The movement to renewable energy is the preferred strategy to clean energy future for our nation. Clean energy market is growing. More than $243 billion in new investments were made in clean energy in 2010. According to the U.S. Energy Information Agency ( EIA ), renewable generation made up 10.6 percent of total generation in 2009. The largest three contributors were hydro (6.9 percent), wind (1.9 percent), followed by wood and wood-derived fuels (0.9 percent). Discounting the hydro share, renewable generation made up 3.6 percent of total generation.
Coal is still king--accounting for half of U.S. electricity in 2009. The time has come to dethrone this dirty king and shift investments to clean renewable energy.Coal-fired power plants are not randomly distributed across the American landscape. The siting of power plants has significant environmental justice implications since all Americans do not have the same probability of having a dirty coal-fired power plant as a neighbor. For example, more than 68 percent of African Americans live within 30 miles of a coal-fired power plant, the distance within which the maximum effects of the smokestack plume are expected to occur. In comparison, 56 percent of whites and 39 percent of Latinos live in such proximity to a coal-fired power plant. Over 35 million American children live within 30 miles of a power plant, of which an estimated 2 million are asthmatic.
Coal is cheap. Coal is also dirty, polluting when it is mined, transported to power plants, stored, and burned. Coal causes smog, soot, acid rain, global warming, and toxic air emissions. So where is the clean part? The so-called "clean coal" is more myth and PR than reality. The clean coal myth should be buried after the Dec. 22, 2008 TVA coal plant spill sent 1.1 billion gallons of water mixed with toxic coal ash over several hundred acres of land, destroying nearby houses. The toxic coal ash was later shipped by railcar to Perry County, Alabama, a rural, poor and mostly African American county.
Coal ash endangers Americans' health and their environment. The 2004 Dirty Air, Dirty Power report revealed some shocking health impacts of air pollution from power plants: mortality (23.600), hospital admissions (21,850), emergency room visits for asthma (26,000) heart attacks (38,200), chronic bronchitis (16,200) asthma attacks (554,000), and lost work days (3,186,000).
Coal-burning power plants are the major source of pollution, a neurotoxin especially harmful to children and developing fetuses. A typical coal plant generates 170 pounds of mercury in a year, where just 1/70th of a teaspoon deposited on a 25-acre lake can make the fish unsafe to eat. According to the Union of Concerned Scientists , a typical 500-megawatt coal plant includes more than 125,000 tons of ash and 193,000 tons of sludge from the smokestack scrubber each year. Nationally, more than 75 percent of this waste is disposed of in unlined, unmonitored onsite landfills and surface impoundments.
Mercury from coal-fired power plants have been shown to cause neurological damage, including lower IQ, in children exposed in the womb and during early development.

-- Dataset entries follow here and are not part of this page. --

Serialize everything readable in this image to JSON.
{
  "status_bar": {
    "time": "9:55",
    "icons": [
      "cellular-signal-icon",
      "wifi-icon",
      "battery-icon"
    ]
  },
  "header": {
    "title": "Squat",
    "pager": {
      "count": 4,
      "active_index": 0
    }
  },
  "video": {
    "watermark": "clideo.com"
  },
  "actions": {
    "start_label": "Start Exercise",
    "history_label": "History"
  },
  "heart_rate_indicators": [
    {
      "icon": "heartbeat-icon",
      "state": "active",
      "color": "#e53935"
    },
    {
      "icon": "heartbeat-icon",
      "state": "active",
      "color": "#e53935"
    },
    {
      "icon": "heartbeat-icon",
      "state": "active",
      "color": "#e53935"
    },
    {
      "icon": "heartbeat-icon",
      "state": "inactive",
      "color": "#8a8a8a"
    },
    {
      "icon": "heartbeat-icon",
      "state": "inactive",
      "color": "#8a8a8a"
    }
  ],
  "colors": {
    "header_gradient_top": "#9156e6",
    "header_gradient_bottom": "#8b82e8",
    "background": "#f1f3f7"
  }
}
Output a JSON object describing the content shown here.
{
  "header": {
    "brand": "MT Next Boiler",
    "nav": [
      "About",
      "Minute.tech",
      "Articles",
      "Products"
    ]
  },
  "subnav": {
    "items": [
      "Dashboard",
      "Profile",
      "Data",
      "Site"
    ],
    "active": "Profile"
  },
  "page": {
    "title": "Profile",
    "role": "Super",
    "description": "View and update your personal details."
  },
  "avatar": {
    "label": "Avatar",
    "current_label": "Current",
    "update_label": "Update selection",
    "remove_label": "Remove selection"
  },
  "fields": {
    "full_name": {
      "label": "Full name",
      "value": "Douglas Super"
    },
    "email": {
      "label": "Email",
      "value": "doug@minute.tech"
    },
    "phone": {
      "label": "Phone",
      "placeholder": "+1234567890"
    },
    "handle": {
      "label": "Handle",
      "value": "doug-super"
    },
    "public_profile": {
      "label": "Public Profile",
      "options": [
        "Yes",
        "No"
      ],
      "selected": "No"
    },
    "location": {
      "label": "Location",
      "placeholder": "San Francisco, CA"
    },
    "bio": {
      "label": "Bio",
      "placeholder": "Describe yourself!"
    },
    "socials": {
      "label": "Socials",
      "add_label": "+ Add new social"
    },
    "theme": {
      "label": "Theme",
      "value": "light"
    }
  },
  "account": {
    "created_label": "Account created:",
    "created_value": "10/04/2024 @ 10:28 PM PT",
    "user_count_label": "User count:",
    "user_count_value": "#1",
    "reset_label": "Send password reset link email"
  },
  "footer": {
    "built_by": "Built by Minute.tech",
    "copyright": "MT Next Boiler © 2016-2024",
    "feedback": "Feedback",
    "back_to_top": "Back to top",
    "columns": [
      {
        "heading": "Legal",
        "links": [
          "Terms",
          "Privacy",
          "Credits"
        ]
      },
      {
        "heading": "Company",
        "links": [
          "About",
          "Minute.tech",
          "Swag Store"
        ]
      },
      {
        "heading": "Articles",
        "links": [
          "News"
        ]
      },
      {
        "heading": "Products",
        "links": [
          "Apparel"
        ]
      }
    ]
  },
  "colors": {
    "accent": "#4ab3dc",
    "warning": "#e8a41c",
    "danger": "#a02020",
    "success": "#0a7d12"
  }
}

About 8 percent of U.S. women of childbearing age are at risk from mercury pollution. In addition to mercury, coal plants produce toxic wastes, including arsenic, chromium, and cadmium that can contaminate drinking water supplies and damage vital human organs and the nervous system.
The Sierra Club released a comprehensive interactive map of the approximately 500 existing U.S. coal-fired power plants. The report outlines a roadmap for moving the country beyond coal. Coal -burning power plants are the major source of mercury pollution, a neurotoxin especially harmful to children and developing fetuses. Coal-fired power plants are the single largest source of mercury air pollution, accounting for roughly 40 percent of all mercury emissions nationwide . Much of the mercury stays airborne for two years and spreads around the globe.
This past March, the EPA proposed first-ever national standards for mercury, arsenic and other toxic air pollution from power plants. The new standards could prevent as many as 17,000 premature deaths and 11,000 heart attacks, 120,000 cases of childhood asthma symptoms, and 11,000 cases of acute bronchitis among children each year; avert more than 12,000 emergency room visits and hospital admissions annually; and lead to 850,000 fewer days of work missed due to health problems. EPA estimates that for every dollar spent to reduce power plant pollution, the American public and American businesses will see up to $13 in health and economic benefits. The annual health and economic benefits of this new standard are estimated to be in the range of $59 to $140 billion in 2016. A recent report from a team of Harvard Medical School researchers calculated the " hidden cost of coal " in the range of $175 billion to $523 billion per year.
The EPA will be holding three public hearings on the proposed new standards on May 24 (Chicago and Philadelphia) and May 26 (Atlanta). EPA also will accept written comments on the proposed standards until July 5, 2011. EPA will finalize the rule by November 2011.